Despite great leaps in solar panel technology, the biggest obstacle hindering their widespread use is quite pedestrian: stubbornly high installation costs. While the cost of panels has dropped by half since 2007, total installation costs, which include panels, labor and additional equipment, declined just 20% over the same period. Charlie Korman, manager of Solar Energy programs at GE’s Global Research Center, in Niskayuna, New York, says that for the market to take off “we need to get to the point where people can buy the system without relying on subsidies.”

Korman is working hard to get there. He and his team of GE engineers have developed a system that aims to bring installation costs from the current $6.50 per watt to just $3. At that price, the savings provided by the panels would more than offset the expense of mounting them on the roof.

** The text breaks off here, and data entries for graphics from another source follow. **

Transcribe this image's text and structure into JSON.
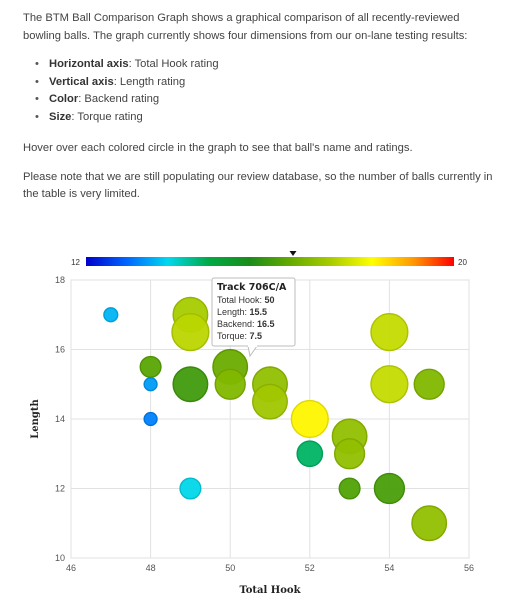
{
  "intro": {
    "paragraph1": "The BTM Ball Comparison Graph shows a graphical comparison of all recently-reviewed bowling balls. The graph currently shows four dimensions from our on-lane testing results:",
    "dimensions": [
      {
        "label": "Horizontal axis",
        "desc": ": Total Hook rating"
      },
      {
        "label": "Vertical axis",
        "desc": ": Length rating"
      },
      {
        "label": "Color",
        "desc": ": Backend rating"
      },
      {
        "label": "Size",
        "desc": ": Torque rating"
      }
    ],
    "paragraph2": "Hover over each colored circle in the graph to see that ball's name and ratings.",
    "paragraph3": "Please note that we are still populating our review database, so the number of balls currently in the table is very limited."
  },
  "colorbar": {
    "min_label": "12",
    "max_label": "20",
    "min": 12,
    "max": 20,
    "marker_value": 16.5
  },
  "tooltip": {
    "title": "Track 706C/A",
    "lines": [
      {
        "label": "Total Hook: ",
        "value": "50"
      },
      {
        "label": "Length: ",
        "value": "15.5"
      },
      {
        "label": "Backend: ",
        "value": "16.5"
      },
      {
        "label": "Torque: ",
        "value": "7.5"
      }
    ]
  },
  "chart_data": {
    "type": "scatter",
    "xlabel": "Total Hook",
    "ylabel": "Length",
    "xlim": [
      46,
      56
    ],
    "ylim": [
      10,
      18
    ],
    "xticks": [
      "46",
      "48",
      "50",
      "52",
      "54",
      "56"
    ],
    "yticks": [
      "10",
      "12",
      "14",
      "16",
      "18"
    ],
    "grid": true,
    "color_encodes": "Backend",
    "size_encodes": "Torque",
    "points": [
      {
        "x": 47,
        "y": 17,
        "backend": 13.5,
        "torque": 3
      },
      {
        "x": 48,
        "y": 15.5,
        "backend": 16.3,
        "torque": 4.5
      },
      {
        "x": 48,
        "y": 15,
        "backend": 13.3,
        "torque": 2.8
      },
      {
        "x": 48,
        "y": 14,
        "backend": 13.1,
        "torque": 2.8
      },
      {
        "x": 49,
        "y": 17,
        "backend": 17.3,
        "torque": 7.5
      },
      {
        "x": 49,
        "y": 16.5,
        "backend": 17.5,
        "torque": 8
      },
      {
        "x": 49,
        "y": 15,
        "backend": 16.0,
        "torque": 7.5
      },
      {
        "x": 49,
        "y": 12,
        "backend": 13.8,
        "torque": 4.5
      },
      {
        "x": 50,
        "y": 15.5,
        "backend": 16.5,
        "torque": 7.5
      },
      {
        "x": 50,
        "y": 15,
        "backend": 16.8,
        "torque": 6.5
      },
      {
        "x": 51,
        "y": 15,
        "backend": 17.0,
        "torque": 7.5
      },
      {
        "x": 51,
        "y": 14.5,
        "backend": 17.2,
        "torque": 7.5
      },
      {
        "x": 52,
        "y": 14,
        "backend": 18.3,
        "torque": 8
      },
      {
        "x": 52,
        "y": 13,
        "backend": 14.5,
        "torque": 5.5
      },
      {
        "x": 53,
        "y": 13.5,
        "backend": 17.0,
        "torque": 7.5
      },
      {
        "x": 53,
        "y": 13,
        "backend": 17.0,
        "torque": 6.5
      },
      {
        "x": 53,
        "y": 12,
        "backend": 16.2,
        "torque": 4.5
      },
      {
        "x": 54,
        "y": 16.5,
        "backend": 17.6,
        "torque": 8
      },
      {
        "x": 54,
        "y": 15,
        "backend": 17.6,
        "torque": 8
      },
      {
        "x": 54,
        "y": 12,
        "backend": 16.1,
        "torque": 6.5
      },
      {
        "x": 55,
        "y": 15,
        "backend": 16.8,
        "torque": 6.5
      },
      {
        "x": 55,
        "y": 11,
        "backend": 17.0,
        "torque": 7.5
      }
    ]
  },
  "colors": {
    "scale": [
      "#0000cc",
      "#0066ff",
      "#00d8ee",
      "#00aa44",
      "#1a8c1a",
      "#66aa00",
      "#aacc00",
      "#ffff00",
      "#ff9900",
      "#ff0000"
    ],
    "text": "#444444"
  }
}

Korman’s solution is elegantly simple. “Right now, solar panel arrays are essentially high-voltage systems,” he says. In such a system, the panels are linked in a row like rail cars and feed 600 volts or more into a single high-voltage cable. To handle all this voltage, home owners must hire specially trained installation workers, buy equipment switching the direct electrical current generated by the panels to the 120-volt alternating current used by most home appliances, and install special wiring.

GE Engineers Neil Johnson and Christian Wagner from Korman’s team assemble a solar panel array.

But GE’s engineers have found a solution to get around this problem and do it cheaply. They’ve built solar panels that can be linked in such a way that the output is socket-ready alternating current. They’ve also designed a standard installation kit so that the array can be assembled by an ordinary roofing contractor in half a day, as opposed to the two days it takes at the present. Korman says that the system has 60% fewer components than the current high-voltage kits. His goal is to slash installation costs by half and cut energy waste. “It’s is going to be good for 25 years,” he says.

GE has built a working prototype of the system and Korman’s engineers are exploring next commercial steps with other GE businesses.